ご覧いただきありがとうございます!
フリーランス漫画家のすずつかしおりと申します。
今回は漫画やイラスト制作を承る際、著作権の譲渡をお断りしているのはなぜか解説します。
依頼者の方の中には、ご相談の際に「著作権譲渡をお願いしたい!」という方は多くいらっしゃいます(クラウドソーシングだと特に多い印象です)。
しかし、私は基本的にこちらのご希望はお断りしています。その理由について解説します!
2026/03/11追記:制作物の改変について認識が誤っていた部分があったため修正を行いました
【使用料が請求できなくなる】
まず、使用用途が増えた際に追加の使用料がいただけない点があります。
漫画やイラストのご依頼にかかる金額には、制作費と使用料が含まれています。
(使用料の話題は別途記事にしていますので良ければご覧ください!)
使用される用途が多岐にわたる際はそのぶんの使用料を加算しますが、これができるのは制作物の著作権が制作者にあるためです。
もし最初に依頼をされたのが「チラシで使用するため」であった漫画が、後からウェブサイト掲載、SNSでの掲載、ポスターに使用、動画に使用、など用途が増えたとしても使用料はいただけなくなり、利益を得る機会を失ってしまいます。
【想定していない場面で使われる場合がある】
上記の使用用途が増えることもこちらに含まれるかと思いますが、使用用途の他に使われるジャンルが変わってしまう場合が考えられます。

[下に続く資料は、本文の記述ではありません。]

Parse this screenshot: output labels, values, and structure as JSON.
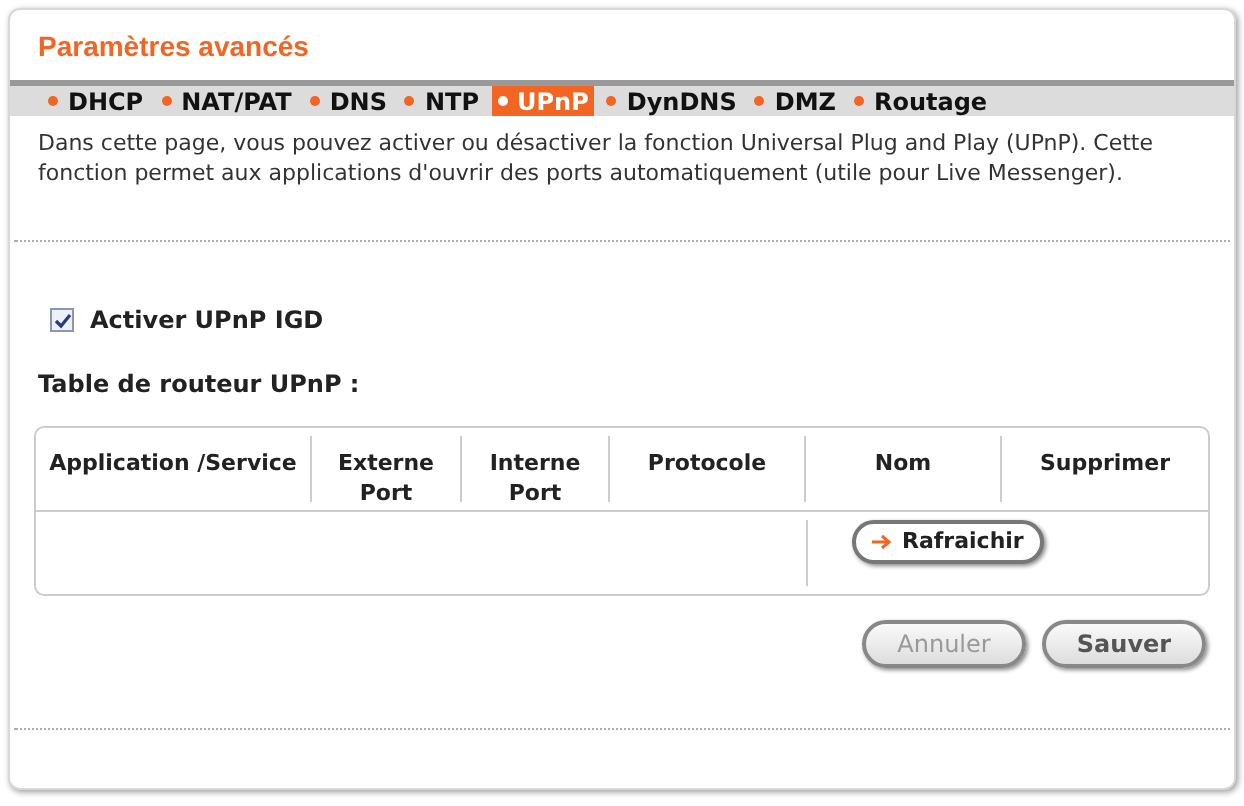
{
  "title": "Paramètres avancés",
  "tabs": [
    {
      "label": "DHCP",
      "selected": false
    },
    {
      "label": "NAT/PAT",
      "selected": false
    },
    {
      "label": "DNS",
      "selected": false
    },
    {
      "label": "NTP",
      "selected": false
    },
    {
      "label": "UPnP",
      "selected": true
    },
    {
      "label": "DynDNS",
      "selected": false
    },
    {
      "label": "DMZ",
      "selected": false
    },
    {
      "label": "Routage",
      "selected": false
    }
  ],
  "description": "Dans cette page, vous pouvez activer ou désactiver la fonction Universal Plug and Play (UPnP). Cette fonction permet aux applications d'ouvrir des ports automatiquement (utile pour Live Messenger).",
  "enable": {
    "label": "Activer UPnP IGD",
    "checked": true
  },
  "table": {
    "title": "Table de routeur UPnP :",
    "columns": [
      "Application /Service",
      "Externe Port",
      "Interne Port",
      "Protocole",
      "Nom",
      "Supprimer"
    ],
    "refresh_button": "Rafraichir"
  },
  "buttons": [
    {
      "label": "Annuler",
      "disabled": true
    },
    {
      "label": "Sauver",
      "disabled": false
    }
  ]
}
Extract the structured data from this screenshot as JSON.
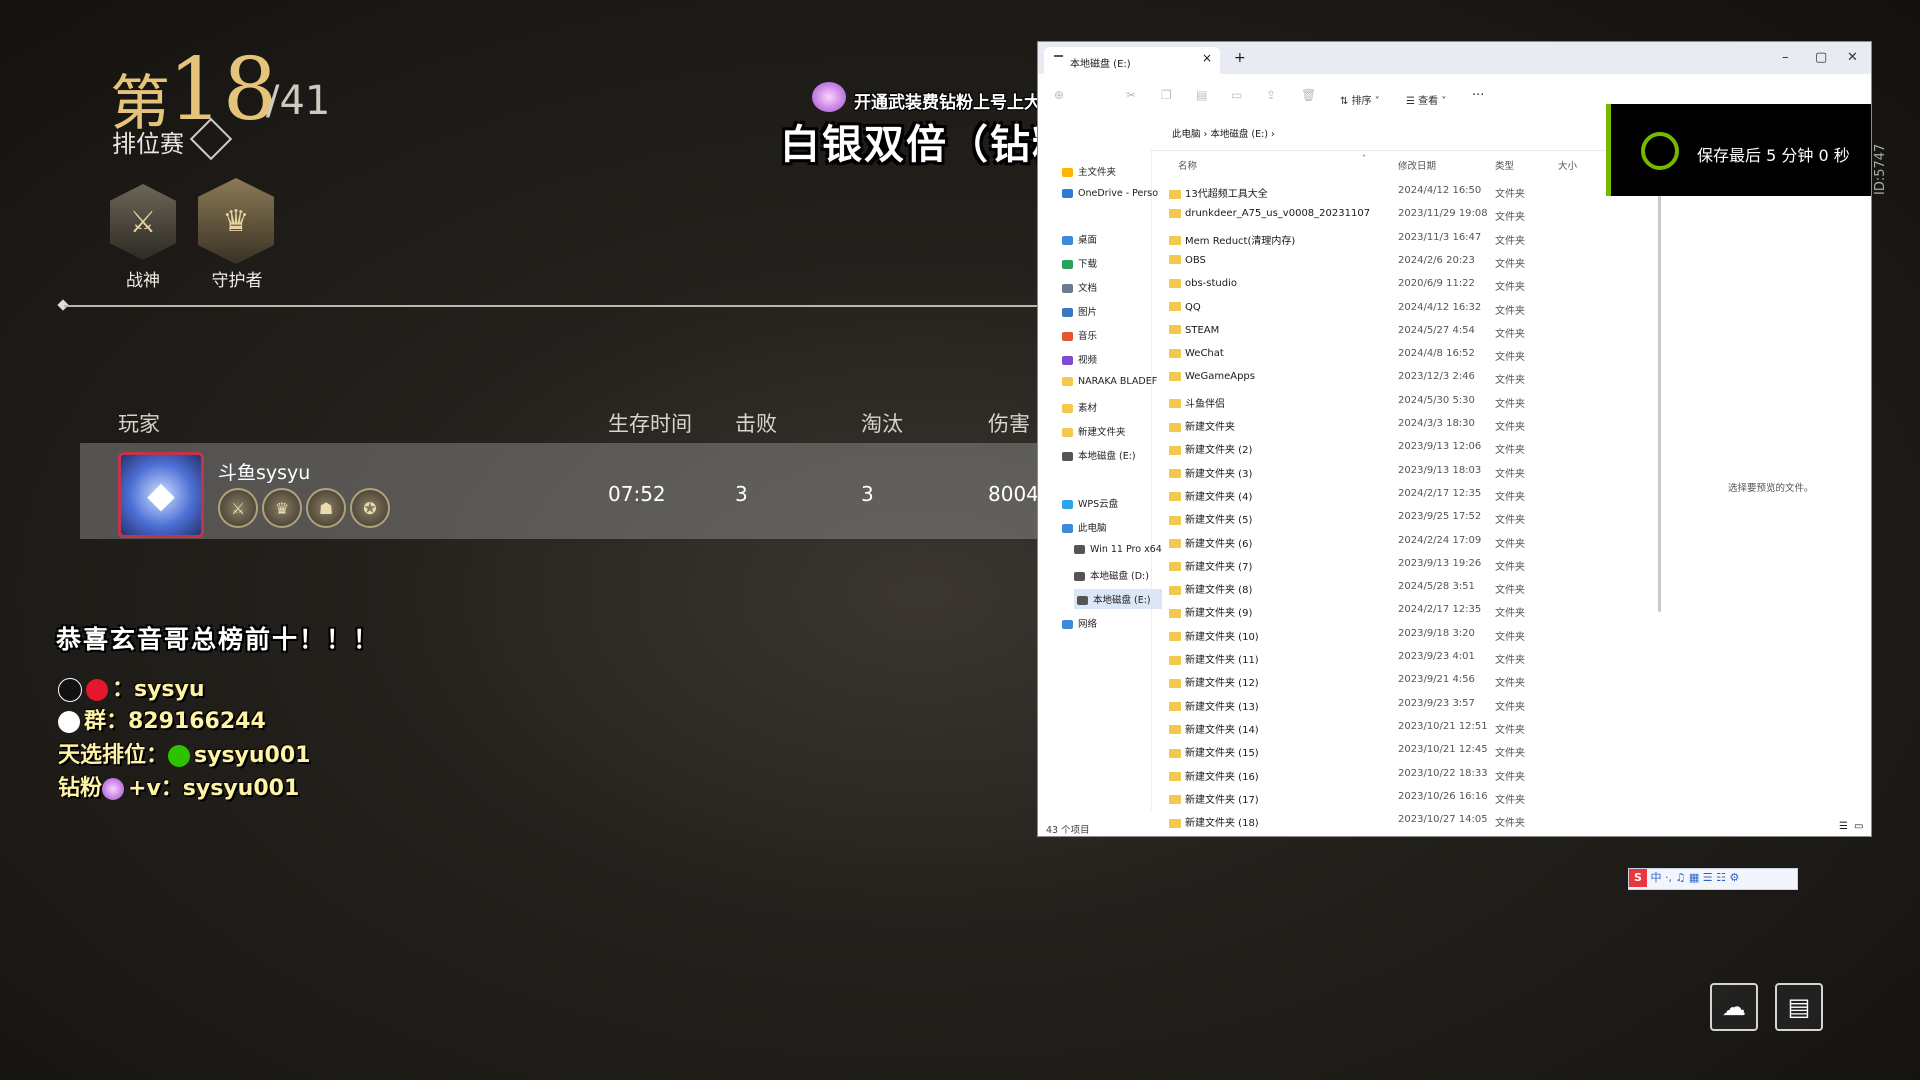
{
  "game": {
    "rank_prefix": "第",
    "rank": "18",
    "rank_total": "/41",
    "mode": "排位赛",
    "badges": [
      {
        "label": "战神",
        "glyph": "⚔"
      },
      {
        "label": "守护者",
        "glyph": "♛"
      }
    ],
    "table_headers": [
      "玩家",
      "生存时间",
      "击败",
      "淘汰",
      "伤害"
    ],
    "player": {
      "name": "斗鱼sysyu",
      "survival": "07:52",
      "kills": "3",
      "eliminations": "3",
      "damage": "8004"
    }
  },
  "overlay": {
    "promo": "开通武装费钻粉上号上大分/上车",
    "title": "白银双倍（钻粉四倍）",
    "congrats": "恭喜玄音哥总榜前十！！！",
    "social": [
      {
        "label": "：sysyu",
        "icon": "douyin-weibo-icon"
      },
      {
        "label": "群：829166244",
        "icon": "qq-icon"
      },
      {
        "label": "天选排位：",
        "value": "sysyu001",
        "icon": "wechat-icon"
      },
      {
        "label": "钻粉",
        "value": "+v：sysyu001",
        "icon": "diamond-icon"
      }
    ]
  },
  "explorer": {
    "tab_title": "本地磁盘 (E:)",
    "toolbar": {
      "sort": "排序",
      "view": "查看"
    },
    "breadcrumb": [
      "此电脑",
      "本地磁盘 (E:)"
    ],
    "nav": [
      {
        "label": "主文件夹",
        "color": "#ffb400"
      },
      {
        "label": "OneDrive - Perso",
        "color": "#2f7ad8"
      },
      {
        "label": "桌面",
        "color": "#3b8ad9"
      },
      {
        "label": "下载",
        "color": "#2aa05a"
      },
      {
        "label": "文档",
        "color": "#6c7a90"
      },
      {
        "label": "图片",
        "color": "#3b78c2"
      },
      {
        "label": "音乐",
        "color": "#e4572e"
      },
      {
        "label": "视频",
        "color": "#7e4bd6"
      },
      {
        "label": "NARAKA  BLADEF",
        "color": "#f2c94c"
      },
      {
        "label": "素材",
        "color": "#f2c94c"
      },
      {
        "label": "新建文件夹",
        "color": "#f2c94c"
      },
      {
        "label": "本地磁盘 (E:)",
        "color": "#555555"
      },
      {
        "label": "WPS云盘",
        "color": "#2aa6e8"
      },
      {
        "label": "此电脑",
        "color": "#3b8ad9"
      },
      {
        "label": "Win 11 Pro x64",
        "color": "#555555"
      },
      {
        "label": "本地磁盘 (D:)",
        "color": "#555555"
      },
      {
        "label": "本地磁盘 (E:)",
        "color": "#555555"
      },
      {
        "label": "网络",
        "color": "#3b8ad9"
      }
    ],
    "columns": [
      "名称",
      "修改日期",
      "类型",
      "大小"
    ],
    "files": [
      [
        "13代超频工具大全",
        "2024/4/12 16:50",
        "文件夹"
      ],
      [
        "drunkdeer_A75_us_v0008_20231107",
        "2023/11/29 19:08",
        "文件夹"
      ],
      [
        "Mem Reduct(清理内存)",
        "2023/11/3 16:47",
        "文件夹"
      ],
      [
        "OBS",
        "2024/2/6 20:23",
        "文件夹"
      ],
      [
        "obs-studio",
        "2020/6/9 11:22",
        "文件夹"
      ],
      [
        "QQ",
        "2024/4/12 16:32",
        "文件夹"
      ],
      [
        "STEAM",
        "2024/5/27 4:54",
        "文件夹"
      ],
      [
        "WeChat",
        "2024/4/8 16:52",
        "文件夹"
      ],
      [
        "WeGameApps",
        "2023/12/3 2:46",
        "文件夹"
      ],
      [
        "斗鱼伴侣",
        "2024/5/30 5:30",
        "文件夹"
      ],
      [
        "新建文件夹",
        "2024/3/3 18:30",
        "文件夹"
      ],
      [
        "新建文件夹 (2)",
        "2023/9/13 12:06",
        "文件夹"
      ],
      [
        "新建文件夹 (3)",
        "2023/9/13 18:03",
        "文件夹"
      ],
      [
        "新建文件夹 (4)",
        "2024/2/17 12:35",
        "文件夹"
      ],
      [
        "新建文件夹 (5)",
        "2023/9/25 17:52",
        "文件夹"
      ],
      [
        "新建文件夹 (6)",
        "2024/2/24 17:09",
        "文件夹"
      ],
      [
        "新建文件夹 (7)",
        "2023/9/13 19:26",
        "文件夹"
      ],
      [
        "新建文件夹 (8)",
        "2024/5/28 3:51",
        "文件夹"
      ],
      [
        "新建文件夹 (9)",
        "2024/2/17 12:35",
        "文件夹"
      ],
      [
        "新建文件夹 (10)",
        "2023/9/18 3:20",
        "文件夹"
      ],
      [
        "新建文件夹 (11)",
        "2023/9/23 4:01",
        "文件夹"
      ],
      [
        "新建文件夹 (12)",
        "2023/9/21 4:56",
        "文件夹"
      ],
      [
        "新建文件夹 (13)",
        "2023/9/23 3:57",
        "文件夹"
      ],
      [
        "新建文件夹 (14)",
        "2023/10/21 12:51",
        "文件夹"
      ],
      [
        "新建文件夹 (15)",
        "2023/10/21 12:45",
        "文件夹"
      ],
      [
        "新建文件夹 (16)",
        "2023/10/22 18:33",
        "文件夹"
      ],
      [
        "新建文件夹 (17)",
        "2023/10/26 16:16",
        "文件夹"
      ],
      [
        "新建文件夹 (18)",
        "2023/10/27 14:05",
        "文件夹"
      ]
    ],
    "preview_empty": "选择要预览的文件。",
    "status": "43 个项目"
  },
  "recorder": {
    "save_text": "保存最后 5 分钟 0 秒"
  },
  "ime": {
    "text": "中 ·, ♫ ▦ ☰ ☷ ⚙"
  },
  "side_id": "ID:5747"
}
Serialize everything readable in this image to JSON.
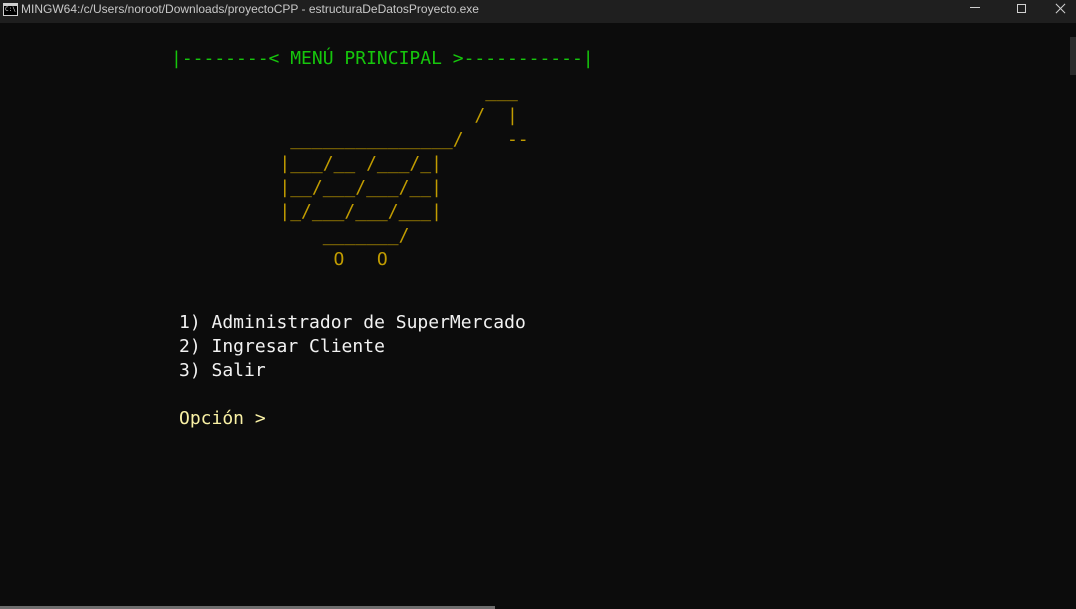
{
  "window": {
    "title": "MINGW64:/c/Users/noroot/Downloads/proyectoCPP - estructuraDeDatosProyecto.exe",
    "icon": "console-icon",
    "controls": [
      "minimize-icon",
      "maximize-icon",
      "close-icon"
    ]
  },
  "console": {
    "header": "|--------< MENÚ PRINCIPAL >-----------|",
    "cart_art": "                             ___\n                            /  |\n           _______________/    --\n          |___/__ /___/_|\n          |__/___/___/__|\n          |_/___/___/___|\n              _______/\n               O   O",
    "menu": [
      "1) Administrador de SuperMercado",
      "2) Ingresar Cliente",
      "3) Salir"
    ],
    "prompt": "Opción >"
  },
  "colors": {
    "background": "#0c0c0c",
    "titlebar": "#1f1f1f",
    "header_green": "#16c60c",
    "art_yellow": "#c19c00",
    "menu_white": "#f2f2f2",
    "prompt_yellow": "#f9f1a5"
  }
}
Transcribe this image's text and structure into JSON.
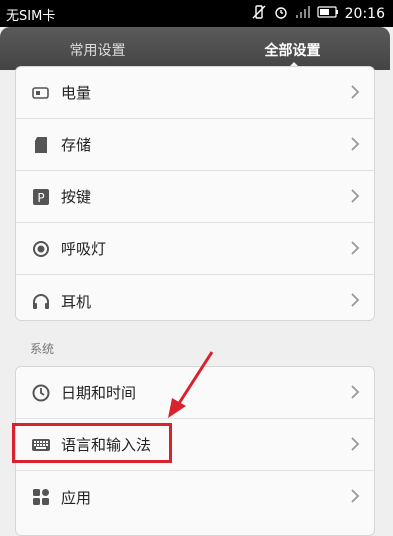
{
  "status": {
    "carrier": "无SIM卡",
    "time": "20:16"
  },
  "tabs": [
    {
      "label": "常用设置"
    },
    {
      "label": "全部设置"
    }
  ],
  "group1": {
    "items": [
      {
        "label": "电量",
        "icon": "battery-icon"
      },
      {
        "label": "存储",
        "icon": "sd-card-icon"
      },
      {
        "label": "按键",
        "icon": "key-icon"
      },
      {
        "label": "呼吸灯",
        "icon": "light-icon"
      },
      {
        "label": "耳机",
        "icon": "headphones-icon"
      }
    ]
  },
  "section_system": "系统",
  "group2": {
    "items": [
      {
        "label": "日期和时间",
        "icon": "clock-icon"
      },
      {
        "label": "语言和输入法",
        "icon": "keyboard-icon"
      },
      {
        "label": "应用",
        "icon": "apps-icon"
      }
    ]
  },
  "annotation_color": "#d9232c"
}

例えば教育の場面で使うとご依頼いただいた制作物を、成人向けサービスの宣伝でも使用される可能性があります。
極端な例ですが、著作権は再譲渡も可能なため、こういった想定していない場で使われることも考えなくてはなりません。
こちらは下記の点にも関わるため、制作側としては避けたい点となります。
【競合バッティング制限の問題がある】
案件によっては競合バッティング制限が設けられる場合があります。
競合バッティング制限とは、商品やサービスなどの広告を制作した場合、その同業他社からの依頼は一定期間受けられなくなる制限のことです。
著作権を譲渡すると使用期間や用途を指定、把握できないため他のご依頼を受ける際にバッティングをしないかどうかの判断ができなくなります。
こちらを特に意識するのは広告・宣伝のご依頼なので場合によりますが、何かの宣伝等に使用される可能性も考えなくてはなりません。
主に以上の点から著作権の譲渡はお断りしております。
【著作権譲渡以外の方法をお考えします】
「作ってもらった漫画を他に使われたら困る」
「もしかしたら利用用途は増えるかもしれないけど、現時点では分からない…」
「用途が増えるたびに許可を取るのは大変!」
とお考えになるのも分かります。
ですが、著作権譲渡でなくとも上記の問題は解決できます。
私の場合はご依頼を受けて制作した漫画やイラストを他のお客様へご提供することはありません。
使用料に関しても、一定の期間を決めてその間は使用用途を定めず好きに使える、といったような条件をご提案することも可能です。
【まとめ】
「著作権譲渡の方が分かりやすい」と考えたり、「場合によっては著作権譲渡契約をすべき」とすすめるような記事もありますが、クリエイターにとって著作権は非常に大切な権利です。
お客様の事情に合わせた方法をご提案いたしますので、ご理解いただけますと幸いです…!
ここまで読んでいただきありがとうございました!
【余談:著作者人格権について】
著作権には「著作者人格権」と「著作財産権」があり、譲渡ができるのは後者の著作財産権となります。
前者の著作者人格権は譲渡ができないもので、こちらには「公表権」「氏名表示権」「同一性保持権」といった権利が含まれています。
もし著作財産権を譲渡していても、著作者人格権の同一性保持権によって著作者の意思に反した改変はされないことになります。
著作者人格権については「行使をしない」といった契約を求められる場合があります。
こちらも私は基本的にはお断りしています。